Eventually, the midwife came back in and she immediately said, "She needs to roll on her side." That seemed to make all the difference in how I felt things. I started to feel when contractions were coming and felt calmer during the rests between pushes. They put up a mirror and I could see the progress of her head coming into view. They were telling me I was doing well and then, after what seemed like just another push, the midwife said, "Keep pushing as long as you can and we can get her out." And just like that in one minute, her head emerged and I watched the rest of her body come into view followed by a big cry. While I was pushing her out, Sam said, "Wow!" and I could here the pride and wonder in his voice. That one word is still a favorite moment that I play over in my head. Overall, I pushed for about an hour and Emily was born at 1:35 PM.
They put her right on my chest and I kept saying, "You're here! You're here with me." Of course I was crying and holding her tight. Another nurse came in and started rubbing Emily down while she was still on my chest. Around that time, the student midwife called to Tanya that there was still a lot bleeding. They told me I had bad tearing and they would need to start repairing it right away to keep the bleeding at bay. At that point, they had Sam cut the umbilical cord and they started to stitch me up. It took forever. I had a 3rd degree tear along with other lacerations. I'm glad I had the epidural so I didn't have to feel it while it was happening. In the time it took, I held Emily for a while longer, Sam held her, and the other nurse cleaned her up a bit, weighed and measured her, and put on her eye drops. And they still weren't finished. I was getting worried since not only was it taking so long, but Emily cried the whole time. And not just a little newborn whimper, but a big wailing cry. I briefly thought, "What have I gotten us into?"
Eventually of course, it was done and they brought me a sandwich. I nursed a little and Sam's family came with Anna and Levi. They were two little crazies running around the hospital room. Neither of them wanted to hold Emily or even take a picture with her, but I knew they were excited about her. They moved me to a recovery room upstairs and I told Sam I was tired and ready for people to go. Sam went to dinner with his parents and they gave Emily back to me to hold. She started getting fussy again and didn't want to nurse on one side.

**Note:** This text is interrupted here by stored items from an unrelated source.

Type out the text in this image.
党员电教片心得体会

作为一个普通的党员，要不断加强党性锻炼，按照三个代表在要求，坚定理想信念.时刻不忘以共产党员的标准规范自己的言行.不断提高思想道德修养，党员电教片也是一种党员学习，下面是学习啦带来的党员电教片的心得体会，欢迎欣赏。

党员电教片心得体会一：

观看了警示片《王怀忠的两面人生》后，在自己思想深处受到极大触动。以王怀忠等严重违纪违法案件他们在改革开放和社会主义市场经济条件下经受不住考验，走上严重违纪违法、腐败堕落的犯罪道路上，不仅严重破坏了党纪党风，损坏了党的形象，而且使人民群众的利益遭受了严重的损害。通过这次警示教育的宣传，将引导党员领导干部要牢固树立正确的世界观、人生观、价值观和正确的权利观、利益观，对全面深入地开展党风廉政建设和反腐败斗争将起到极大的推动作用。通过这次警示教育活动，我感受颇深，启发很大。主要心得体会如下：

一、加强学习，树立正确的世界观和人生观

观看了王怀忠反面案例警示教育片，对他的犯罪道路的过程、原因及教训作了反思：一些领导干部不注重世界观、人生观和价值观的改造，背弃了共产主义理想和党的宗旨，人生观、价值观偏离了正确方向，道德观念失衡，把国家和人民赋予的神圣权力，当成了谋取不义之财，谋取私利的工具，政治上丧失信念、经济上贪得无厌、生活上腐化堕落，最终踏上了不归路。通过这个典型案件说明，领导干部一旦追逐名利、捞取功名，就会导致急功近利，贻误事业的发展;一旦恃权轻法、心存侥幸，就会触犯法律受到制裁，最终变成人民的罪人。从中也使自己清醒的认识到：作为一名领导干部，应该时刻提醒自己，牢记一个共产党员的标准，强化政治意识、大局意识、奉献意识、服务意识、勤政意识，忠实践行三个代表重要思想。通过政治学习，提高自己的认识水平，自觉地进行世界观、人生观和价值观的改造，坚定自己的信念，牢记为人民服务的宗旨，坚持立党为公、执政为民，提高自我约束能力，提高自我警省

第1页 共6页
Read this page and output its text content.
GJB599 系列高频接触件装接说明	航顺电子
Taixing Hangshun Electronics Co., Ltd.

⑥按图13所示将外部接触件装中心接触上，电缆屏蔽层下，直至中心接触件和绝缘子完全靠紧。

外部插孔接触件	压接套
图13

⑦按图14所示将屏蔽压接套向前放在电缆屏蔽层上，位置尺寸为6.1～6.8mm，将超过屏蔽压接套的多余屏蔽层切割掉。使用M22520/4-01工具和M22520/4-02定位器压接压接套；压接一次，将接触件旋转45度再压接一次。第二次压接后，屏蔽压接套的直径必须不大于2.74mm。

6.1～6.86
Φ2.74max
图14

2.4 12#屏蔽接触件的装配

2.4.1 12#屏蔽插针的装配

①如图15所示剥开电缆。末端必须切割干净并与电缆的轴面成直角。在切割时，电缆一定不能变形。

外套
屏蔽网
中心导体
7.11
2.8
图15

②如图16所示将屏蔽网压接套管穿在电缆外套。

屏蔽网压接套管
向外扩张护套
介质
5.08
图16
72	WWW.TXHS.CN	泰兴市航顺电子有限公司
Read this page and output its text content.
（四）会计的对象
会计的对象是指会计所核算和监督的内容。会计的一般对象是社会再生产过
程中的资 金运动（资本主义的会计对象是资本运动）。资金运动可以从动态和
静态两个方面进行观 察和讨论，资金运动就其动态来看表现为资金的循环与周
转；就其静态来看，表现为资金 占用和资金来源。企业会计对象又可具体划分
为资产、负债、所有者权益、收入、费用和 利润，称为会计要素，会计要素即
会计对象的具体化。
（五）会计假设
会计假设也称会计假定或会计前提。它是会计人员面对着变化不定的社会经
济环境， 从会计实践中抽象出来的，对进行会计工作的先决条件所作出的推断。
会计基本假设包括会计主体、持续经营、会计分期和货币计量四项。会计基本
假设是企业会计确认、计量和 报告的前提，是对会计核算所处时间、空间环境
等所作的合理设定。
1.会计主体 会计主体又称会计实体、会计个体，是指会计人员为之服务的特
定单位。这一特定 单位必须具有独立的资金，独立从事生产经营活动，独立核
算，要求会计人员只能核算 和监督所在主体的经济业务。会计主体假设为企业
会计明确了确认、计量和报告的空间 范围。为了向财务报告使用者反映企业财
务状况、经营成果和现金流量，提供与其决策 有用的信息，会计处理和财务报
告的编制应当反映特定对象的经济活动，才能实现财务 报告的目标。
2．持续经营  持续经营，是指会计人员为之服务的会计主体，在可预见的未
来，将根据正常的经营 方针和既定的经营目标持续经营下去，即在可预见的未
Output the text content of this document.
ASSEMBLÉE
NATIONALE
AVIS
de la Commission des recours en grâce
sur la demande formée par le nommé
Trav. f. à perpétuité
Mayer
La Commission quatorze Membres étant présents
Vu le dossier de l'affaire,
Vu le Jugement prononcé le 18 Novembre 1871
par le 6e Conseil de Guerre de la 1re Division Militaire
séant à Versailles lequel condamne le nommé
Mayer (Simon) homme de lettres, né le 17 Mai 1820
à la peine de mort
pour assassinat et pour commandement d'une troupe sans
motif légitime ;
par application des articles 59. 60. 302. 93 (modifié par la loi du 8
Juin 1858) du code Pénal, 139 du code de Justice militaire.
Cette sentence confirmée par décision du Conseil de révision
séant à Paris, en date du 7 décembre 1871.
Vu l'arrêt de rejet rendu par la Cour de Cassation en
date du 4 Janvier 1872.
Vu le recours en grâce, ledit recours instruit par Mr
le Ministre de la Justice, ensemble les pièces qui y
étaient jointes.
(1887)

My new nurses came in and had me moving her in all sorts of positions. I finally just put her on the other side and she latched right on. Once she calmed down, she ate on the other side, too, and then I was alone and holding her skin to skin.
It was then, alone and quiet and warm, holding that soft sweet baby on my chest that I really fell in love with her. I just stroked her and breathed her in and kissed her while she slept.
We passed a long night in the hospital full of interruptions and crying and uncomfortable beds. The next morning was long, too while we waited for her to be 24 hours old and pass all the tests. In the mean time, we decided on her name, Emily Jane Cosby. Emily means "striving" and I feel like that's a good word for what it took to get to the point of the beautiful birth we had together and the wonderful first few days we've spent together. I can't wait to see what the future brings for our amazing little girl.